In the below coding example I can not understand why the output tensor , grid
has a shape of
3,28,280
. I understand why its 28
in height and 280
in width, but not the 3. It seems from running plt.imshow()
on all 3 28x280
arrays along axis 0 that they are identical copies since printing any 1 of these gives me the image I want.
Also I do not understand why I can pass grid
as an argument to plt.imshow()
given that it is supposed to take in a 2D array, not a 3D one as grid
clearly is.
import torch
import torchvision
import torchvision.transforms as transforms
import matplotlib.pyplot as plt
import numpy as np
train_set = torchvision.datasets.FashionMNIST(
root = './pytorch_obj_classifier/data/FashionMNIST',
train = True,
download = True,
transform = transforms.Compose([
transforms.ToTensor()
])
)
sample = next(iter(train_loader))
image,label = sample
print(image.shape)
grid = torchvision.utils.make_grid(image,padding=0, nrow=10)
print(grid.shape)
plt.figure(figsize=(15,15))
grid = np.transpose(grid,(1,2,0))
grid1 = grid[:,:,0]
grid2 = grid[:,:,1]
grid3 = grid[:,:,2]
plt.imshow(grid1,cmap = 'gray')
plt.imshow(grid2,cmap = 'gray')
plt.imshow(grid3,cmap = 'gray')
plt.imshow(grid,cmap = 'gray')
The MNIST dataset consists of grascale images. If you look at the implementation detail of torchvision.utils.make_grid
, single-channel images get their channel copied three times:
if tensor.dim() == 4 and tensor.size(1) == 1: # single-channel images
tensor = torch.cat((tensor, tensor, tensor), 1)

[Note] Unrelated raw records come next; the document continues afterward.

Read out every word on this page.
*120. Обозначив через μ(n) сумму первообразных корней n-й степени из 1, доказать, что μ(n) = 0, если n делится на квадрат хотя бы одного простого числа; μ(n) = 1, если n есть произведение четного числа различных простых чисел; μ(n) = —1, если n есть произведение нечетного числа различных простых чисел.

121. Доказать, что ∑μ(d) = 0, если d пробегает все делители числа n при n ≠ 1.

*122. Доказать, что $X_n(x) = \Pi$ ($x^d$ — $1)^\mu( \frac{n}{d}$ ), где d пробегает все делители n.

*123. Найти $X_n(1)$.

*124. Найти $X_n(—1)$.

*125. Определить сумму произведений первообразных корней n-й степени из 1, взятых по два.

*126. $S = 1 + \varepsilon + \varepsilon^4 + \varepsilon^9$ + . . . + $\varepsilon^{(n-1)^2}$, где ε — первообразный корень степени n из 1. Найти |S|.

As for matplotlib.pyplot.imshow
it can take 2D, 3D or 4D inputs:
The image data. Supported array shapes are:
- (M, N): an image with scalar data. The data is visualized using a colormap.
- (M, N, 3): an image with RGB values (0-1 float or 0-255 int).
- (M, N, 4): an image with RGBA values (0-1 float or 0-255 int), i.e. including transparency.
Generally speaking, we wouldn't refer to dimensions but rather describe tensors by their shape (the size on each of their axes). In PyTorch, images always have three axes, and have a shape that follows: (channel, height, width)
. Even for single-channel images: considering it as a 3D tensor (1, height, width)
instead of a 2D tensor (height, width)
. This is to be consistant with cases where you have more than one channel, which is very often (cf. convolution neural networks).